# Monthly Archives: April 2013

## Volume in Calculus: Conceptualizing before Formalizing

One of our PD sessions in the past was about how to support students with learning differences. One of the points that the presenter made was that most pedagogical tools that you would use the better serve these students are great tools to reach all learners. This struck me especially because I teach almost entirely students for whom English is their second language, and sometimes when I do something specifically to help students with the language of mathematics I come to larger and more general pedagogical understandings.

For example, this past week, I introduced solids of known cross-section in AP Calculus in a way that I thought would ease my students understanding of the tricky language involved in the problems, but what I ended up doing was really effectively let them develop their own conception of how these solids are formed and THEN interpret the AP problem language and integral notation in those terms. Conceptualize and then add mathematical formality to their own conceptual framework.

Here’s how it worked. I put 4 of these solids out around the room:

1. First, I gave them 1-2 minutes to SILENTLY write down in bullet points how they would describe to someone else how the solid was formed.
2. Then I gave them 2 minutes to share ideas in groups.
3. Then I cold called on 7 or 8 students via a deck small cards with their names on them (which is by far my new favorite teaching tool). After I called on some students, I called for volunteers with any other ideas.
4. LAST, I asked them to flip to the back of the paper and read the actual description.

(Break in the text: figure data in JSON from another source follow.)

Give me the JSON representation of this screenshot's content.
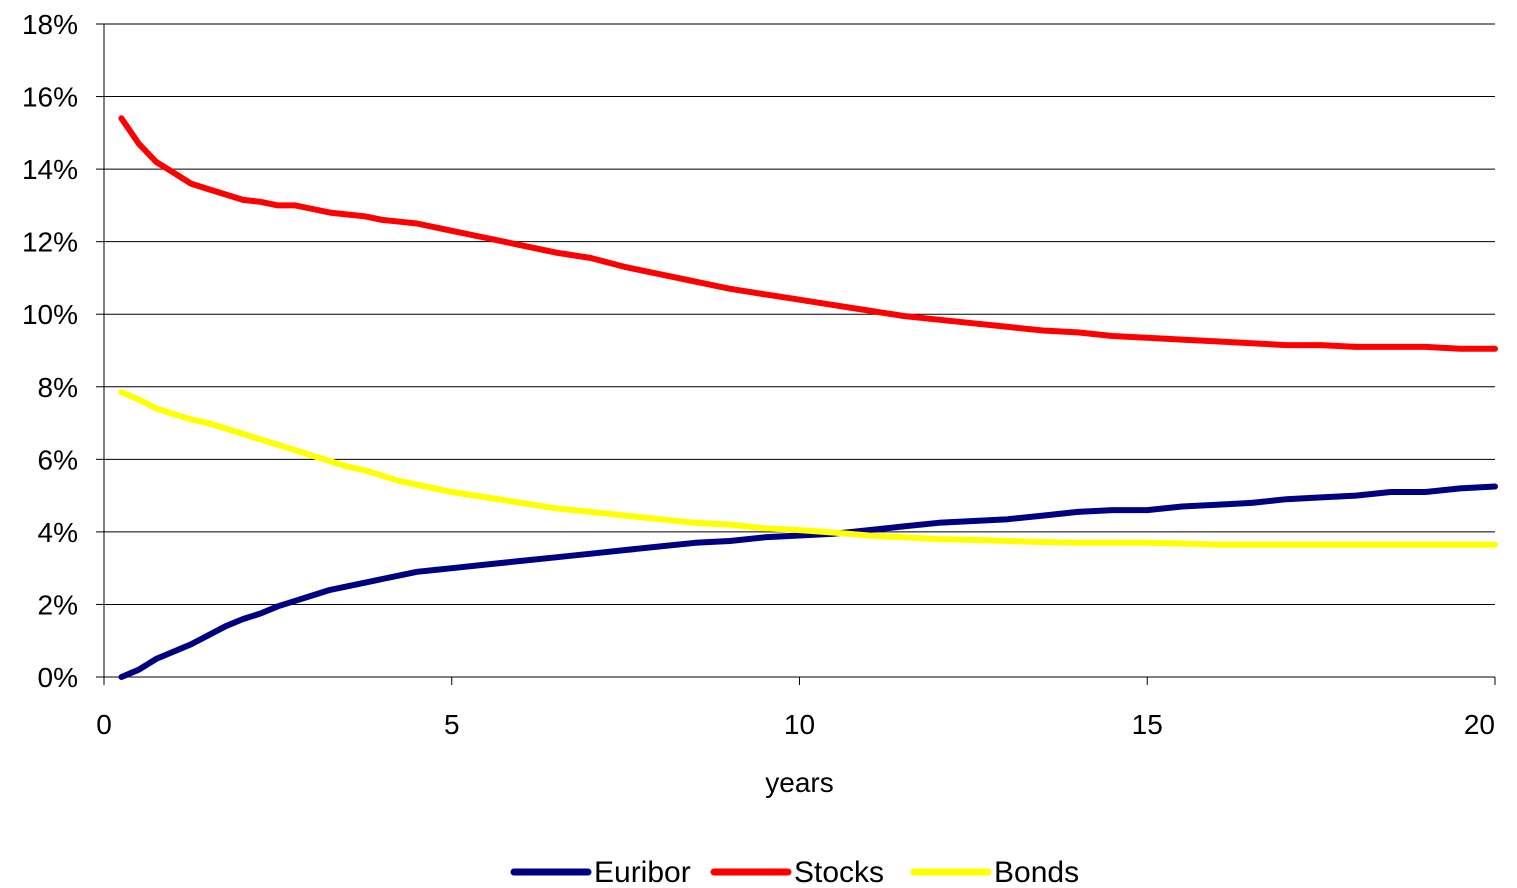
{
  "chart_data": {
    "type": "line",
    "title": "",
    "xlabel": "years",
    "ylabel": "",
    "xlim": [
      0,
      20
    ],
    "ylim": [
      0,
      0.18
    ],
    "x_ticks": [
      0,
      5,
      10,
      15,
      20
    ],
    "x_tick_labels": [
      "0",
      "5",
      "10",
      "15",
      "20"
    ],
    "y_ticks": [
      0,
      0.02,
      0.04,
      0.06,
      0.08,
      0.1,
      0.12,
      0.14,
      0.16,
      0.18
    ],
    "y_tick_labels": [
      "0%",
      "2%",
      "4%",
      "6%",
      "8%",
      "10%",
      "12%",
      "14%",
      "16%",
      "18%"
    ],
    "grid": "horizontal",
    "legend_position": "bottom",
    "series": [
      {
        "name": "Euribor",
        "color": "#000080",
        "points": [
          [
            0.25,
            0.0
          ],
          [
            0.5,
            0.002
          ],
          [
            0.75,
            0.005
          ],
          [
            1.0,
            0.007
          ],
          [
            1.25,
            0.009
          ],
          [
            1.5,
            0.0115
          ],
          [
            1.75,
            0.014
          ],
          [
            2.0,
            0.016
          ],
          [
            2.25,
            0.0175
          ],
          [
            2.5,
            0.0195
          ],
          [
            2.75,
            0.021
          ],
          [
            3.0,
            0.0225
          ],
          [
            3.25,
            0.024
          ],
          [
            3.5,
            0.025
          ],
          [
            3.75,
            0.026
          ],
          [
            4.0,
            0.027
          ],
          [
            4.25,
            0.028
          ],
          [
            4.5,
            0.029
          ],
          [
            4.75,
            0.0295
          ],
          [
            5.0,
            0.03
          ],
          [
            5.5,
            0.031
          ],
          [
            6.0,
            0.032
          ],
          [
            6.5,
            0.033
          ],
          [
            7.0,
            0.034
          ],
          [
            7.5,
            0.035
          ],
          [
            8.0,
            0.036
          ],
          [
            8.5,
            0.037
          ],
          [
            9.0,
            0.0375
          ],
          [
            9.5,
            0.0385
          ],
          [
            10.0,
            0.039
          ],
          [
            10.5,
            0.0395
          ],
          [
            11.0,
            0.0405
          ],
          [
            11.5,
            0.0415
          ],
          [
            12.0,
            0.0425
          ],
          [
            12.5,
            0.043
          ],
          [
            13.0,
            0.0435
          ],
          [
            13.5,
            0.0445
          ],
          [
            14.0,
            0.0455
          ],
          [
            14.5,
            0.046
          ],
          [
            15.0,
            0.046
          ],
          [
            15.5,
            0.047
          ],
          [
            16.0,
            0.0475
          ],
          [
            16.5,
            0.048
          ],
          [
            17.0,
            0.049
          ],
          [
            17.5,
            0.0495
          ],
          [
            18.0,
            0.05
          ],
          [
            18.5,
            0.051
          ],
          [
            19.0,
            0.051
          ],
          [
            19.5,
            0.052
          ],
          [
            20.0,
            0.0525
          ]
        ]
      },
      {
        "name": "Stocks",
        "color": "#ff0000",
        "points": [
          [
            0.25,
            0.154
          ],
          [
            0.5,
            0.147
          ],
          [
            0.75,
            0.142
          ],
          [
            1.0,
            0.139
          ],
          [
            1.25,
            0.136
          ],
          [
            1.5,
            0.1345
          ],
          [
            1.75,
            0.133
          ],
          [
            2.0,
            0.1315
          ],
          [
            2.25,
            0.131
          ],
          [
            2.5,
            0.13
          ],
          [
            2.75,
            0.13
          ],
          [
            3.0,
            0.129
          ],
          [
            3.25,
            0.128
          ],
          [
            3.5,
            0.1275
          ],
          [
            3.75,
            0.127
          ],
          [
            4.0,
            0.126
          ],
          [
            4.25,
            0.1255
          ],
          [
            4.5,
            0.125
          ],
          [
            4.75,
            0.124
          ],
          [
            5.0,
            0.123
          ],
          [
            5.5,
            0.121
          ],
          [
            6.0,
            0.119
          ],
          [
            6.5,
            0.117
          ],
          [
            7.0,
            0.1155
          ],
          [
            7.5,
            0.113
          ],
          [
            8.0,
            0.111
          ],
          [
            8.5,
            0.109
          ],
          [
            9.0,
            0.107
          ],
          [
            9.5,
            0.1055
          ],
          [
            10.0,
            0.104
          ],
          [
            10.5,
            0.1025
          ],
          [
            11.0,
            0.101
          ],
          [
            11.5,
            0.0995
          ],
          [
            12.0,
            0.0985
          ],
          [
            12.5,
            0.0975
          ],
          [
            13.0,
            0.0965
          ],
          [
            13.5,
            0.0955
          ],
          [
            14.0,
            0.095
          ],
          [
            14.5,
            0.094
          ],
          [
            15.0,
            0.0935
          ],
          [
            15.5,
            0.093
          ],
          [
            16.0,
            0.0925
          ],
          [
            16.5,
            0.092
          ],
          [
            17.0,
            0.0915
          ],
          [
            17.5,
            0.0915
          ],
          [
            18.0,
            0.091
          ],
          [
            18.5,
            0.091
          ],
          [
            19.0,
            0.091
          ],
          [
            19.5,
            0.0905
          ],
          [
            20.0,
            0.0905
          ]
        ]
      },
      {
        "name": "Bonds",
        "color": "#ffff00",
        "points": [
          [
            0.25,
            0.0785
          ],
          [
            0.5,
            0.0765
          ],
          [
            0.75,
            0.074
          ],
          [
            1.0,
            0.0725
          ],
          [
            1.25,
            0.071
          ],
          [
            1.5,
            0.07
          ],
          [
            1.75,
            0.0685
          ],
          [
            2.0,
            0.067
          ],
          [
            2.25,
            0.0655
          ],
          [
            2.5,
            0.064
          ],
          [
            2.75,
            0.0625
          ],
          [
            3.0,
            0.061
          ],
          [
            3.25,
            0.0595
          ],
          [
            3.5,
            0.058
          ],
          [
            3.75,
            0.057
          ],
          [
            4.0,
            0.0555
          ],
          [
            4.25,
            0.054
          ],
          [
            4.5,
            0.053
          ],
          [
            4.75,
            0.052
          ],
          [
            5.0,
            0.051
          ],
          [
            5.5,
            0.0495
          ],
          [
            6.0,
            0.048
          ],
          [
            6.5,
            0.0465
          ],
          [
            7.0,
            0.0455
          ],
          [
            7.5,
            0.0445
          ],
          [
            8.0,
            0.0435
          ],
          [
            8.5,
            0.0425
          ],
          [
            9.0,
            0.042
          ],
          [
            9.5,
            0.041
          ],
          [
            10.0,
            0.0405
          ],
          [
            10.5,
            0.0398
          ],
          [
            11.0,
            0.039
          ],
          [
            11.5,
            0.0385
          ],
          [
            12.0,
            0.038
          ],
          [
            12.5,
            0.0378
          ],
          [
            13.0,
            0.0375
          ],
          [
            13.5,
            0.0372
          ],
          [
            14.0,
            0.037
          ],
          [
            14.5,
            0.037
          ],
          [
            15.0,
            0.037
          ],
          [
            15.5,
            0.0368
          ],
          [
            16.0,
            0.0365
          ],
          [
            16.5,
            0.0365
          ],
          [
            17.0,
            0.0365
          ],
          [
            17.5,
            0.0365
          ],
          [
            18.0,
            0.0365
          ],
          [
            18.5,
            0.0365
          ],
          [
            19.0,
            0.0365
          ],
          [
            19.5,
            0.0365
          ],
          [
            20.0,
            0.0365
          ]
        ]
      }
    ]
  }
}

During the “share” part, students said some of the craziest, random stuff, but most of the important parts of the description were said by various students. When it came time for them to read the description, at first they were like “whoa” because the language is still a bit daunting. But after a minute or so of close reading, they connected everything in that description with things that they themselves had said. So when it was time to do the actual integral, the intermediate notation I use made 100% sense:

So general pedagogical moral of the story? Letting students conceptualize something on their own before bringing in mathematical language and notation makes it more likely that the notation will aid in their understanding rather than provide another hurdle in learning.

A teaching fellow (a first year teacher) was observing my class (and has been observing periodically throughout the year). Afterwards, she remarked that she felt this was one of the most effective 10 minutes of the year, and I agree! And I think 10 minutes on this (instead of just 1 minute reading the question) will save lots of time in the future. Next week, I hope to try the same strategy with solids of revolution!!